Arnaldo Bagnasco, Gian Luigi Beccaria, Remo Bodei, Alberto Burgio, Pietro Costa, Gastone Cottino, Franco Farinelli, Luigi Ferrajoli, Giorgio Lunghini, Claudio Magris, Adriano Prosperi, Stefano Rodotà, Guido Rossi, Nadia Urbinati, Mario Vegetti, Gustavo Zagrebelsky. Dell’Università oggi si parla molto e di solito agitando luoghi comuni: sortite che dell’Università italiana colgono aspetti marginali e non i problemi più gravi, forse dimenticando che all’Università è affidato il compito fondamentale di formare cittadini responsabili, oltre che la delicata funzione di preparare la classe dirigente del paese.

In Italia l’Università è da tempo un malato grave, abbandonato a se stesso e devastato dalle «riforme» degli scorsi decenni, sino alla esiziale riforma Gelmini: cure ispirate a una ideologia aziendalistica e peggiori dei mali che dovrebbero guarire.

Molti di questi mali sono noti: servilismo e mercimonio, corruzione e clientelismo. Altri costituiscono fenomeni relativamente recenti, come la precarietà dei giovani ricercatori e una esasperata competizione su risorse e carriere.

Nomi alti e principî venerabili sono stati piegati al servizio di consorterie, favorendo l’instaurarsi di una nuova baronia universitaria non meno potente della vecchia, ma incomparabilmente più arrogante, ignorante e corrotta. A un vecchio barone non conveniva, di norma, esagerare: non sarebbe stato rieletto nelle commissioni future.

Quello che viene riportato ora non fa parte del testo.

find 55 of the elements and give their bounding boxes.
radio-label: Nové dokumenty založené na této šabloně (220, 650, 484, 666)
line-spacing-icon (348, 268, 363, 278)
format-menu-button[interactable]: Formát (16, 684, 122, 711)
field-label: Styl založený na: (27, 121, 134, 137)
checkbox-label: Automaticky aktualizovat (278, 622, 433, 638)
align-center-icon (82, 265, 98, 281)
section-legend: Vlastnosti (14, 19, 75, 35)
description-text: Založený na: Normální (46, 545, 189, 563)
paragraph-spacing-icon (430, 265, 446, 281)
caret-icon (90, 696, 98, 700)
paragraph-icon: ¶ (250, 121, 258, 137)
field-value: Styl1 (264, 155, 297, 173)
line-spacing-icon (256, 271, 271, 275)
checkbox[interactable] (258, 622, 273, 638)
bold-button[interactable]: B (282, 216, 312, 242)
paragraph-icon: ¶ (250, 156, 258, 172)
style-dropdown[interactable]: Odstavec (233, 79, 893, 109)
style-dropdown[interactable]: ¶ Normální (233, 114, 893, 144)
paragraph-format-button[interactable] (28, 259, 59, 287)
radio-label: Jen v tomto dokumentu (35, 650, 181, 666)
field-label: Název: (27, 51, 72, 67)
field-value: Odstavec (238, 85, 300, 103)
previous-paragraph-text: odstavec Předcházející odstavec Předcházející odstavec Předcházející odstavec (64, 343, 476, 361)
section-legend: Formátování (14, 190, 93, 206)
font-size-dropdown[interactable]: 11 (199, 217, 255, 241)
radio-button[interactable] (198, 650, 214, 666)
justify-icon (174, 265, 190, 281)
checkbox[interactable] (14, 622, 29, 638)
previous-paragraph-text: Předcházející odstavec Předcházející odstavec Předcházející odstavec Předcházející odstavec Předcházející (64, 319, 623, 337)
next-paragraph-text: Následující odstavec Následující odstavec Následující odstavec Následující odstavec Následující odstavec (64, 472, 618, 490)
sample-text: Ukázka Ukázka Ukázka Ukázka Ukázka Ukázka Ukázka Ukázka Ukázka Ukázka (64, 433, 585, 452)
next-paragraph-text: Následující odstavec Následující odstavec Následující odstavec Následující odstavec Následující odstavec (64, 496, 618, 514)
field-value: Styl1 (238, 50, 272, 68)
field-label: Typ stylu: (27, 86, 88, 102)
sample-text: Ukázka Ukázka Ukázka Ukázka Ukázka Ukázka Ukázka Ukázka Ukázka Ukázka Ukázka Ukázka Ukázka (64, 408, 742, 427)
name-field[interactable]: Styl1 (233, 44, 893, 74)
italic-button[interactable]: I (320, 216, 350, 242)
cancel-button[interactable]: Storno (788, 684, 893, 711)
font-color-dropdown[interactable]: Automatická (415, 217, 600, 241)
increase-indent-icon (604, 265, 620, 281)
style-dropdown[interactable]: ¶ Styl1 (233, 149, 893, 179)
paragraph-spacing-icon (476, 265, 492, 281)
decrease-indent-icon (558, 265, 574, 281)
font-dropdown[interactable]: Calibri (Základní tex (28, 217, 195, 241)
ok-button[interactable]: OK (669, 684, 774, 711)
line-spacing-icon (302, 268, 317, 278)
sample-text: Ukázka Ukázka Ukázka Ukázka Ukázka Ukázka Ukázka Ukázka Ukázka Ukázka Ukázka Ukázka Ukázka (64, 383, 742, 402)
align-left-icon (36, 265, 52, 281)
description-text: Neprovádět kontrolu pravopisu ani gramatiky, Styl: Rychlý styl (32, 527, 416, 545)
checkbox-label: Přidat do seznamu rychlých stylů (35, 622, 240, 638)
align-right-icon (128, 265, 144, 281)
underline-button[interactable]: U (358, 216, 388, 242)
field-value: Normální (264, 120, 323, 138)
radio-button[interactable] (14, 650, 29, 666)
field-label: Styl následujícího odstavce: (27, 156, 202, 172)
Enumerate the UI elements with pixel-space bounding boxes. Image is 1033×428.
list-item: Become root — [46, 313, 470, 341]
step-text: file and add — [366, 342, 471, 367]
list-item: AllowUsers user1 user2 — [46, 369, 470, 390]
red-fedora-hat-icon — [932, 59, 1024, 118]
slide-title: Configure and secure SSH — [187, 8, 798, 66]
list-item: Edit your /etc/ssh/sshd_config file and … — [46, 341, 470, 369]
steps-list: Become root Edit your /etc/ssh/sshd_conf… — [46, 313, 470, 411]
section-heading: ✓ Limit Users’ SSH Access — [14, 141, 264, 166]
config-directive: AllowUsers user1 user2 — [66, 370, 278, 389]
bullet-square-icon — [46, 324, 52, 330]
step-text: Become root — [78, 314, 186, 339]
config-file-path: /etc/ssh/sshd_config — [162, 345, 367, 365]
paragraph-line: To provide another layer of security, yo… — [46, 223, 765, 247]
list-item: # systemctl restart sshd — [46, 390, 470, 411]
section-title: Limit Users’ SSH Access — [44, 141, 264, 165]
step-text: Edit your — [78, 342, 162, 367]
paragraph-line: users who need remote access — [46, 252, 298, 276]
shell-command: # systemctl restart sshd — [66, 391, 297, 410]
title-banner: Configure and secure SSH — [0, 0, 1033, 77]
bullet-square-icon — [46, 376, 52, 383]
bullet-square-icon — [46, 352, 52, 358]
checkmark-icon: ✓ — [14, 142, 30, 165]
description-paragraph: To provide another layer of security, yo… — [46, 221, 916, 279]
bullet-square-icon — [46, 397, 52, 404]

E circa la precarietà dei giovani, questi, in un lontano passato, potevano almeno contare sulla regolarità nel bando dei concorsi, dalla libera docenza all’ordinariato. Oggi invece tutto dipende dai Dipartimenti inventati dalla Gelmini, che nulla hanno a che fare con la ricerca scientifica. Vi si discute soltanto di soldi: per i soldi si confligge, in base ai soldi si valuta e si sceglie (coinvolgendo in tali scelte anche la didattica – la cosiddetta «offerta formativa» – quindi la preparazione delle giovani generazioni).

Per questo nei nuovi Dipartimenti spadroneggiano gruppi di potere.

L’attuale autonomia degli atenei (ben diversa da quella prevista dalla Costituzione) tende a premiare i docenti interessati alla gestione delle risorse e al controllo delle funzioni amministrative assai più che alla ricerca e all’insegnamento. La valutazione del merito è degenerata in un sistema spesso incapace di misurare l’effettiva qualità scientifica: le commissioni giudicatrici non sono diventate più «obiettive» grazie agli algoritmi escogitati dall’Anvur né con la bibliometria, che è invece un silenzioso ma efficace invito al conformismo.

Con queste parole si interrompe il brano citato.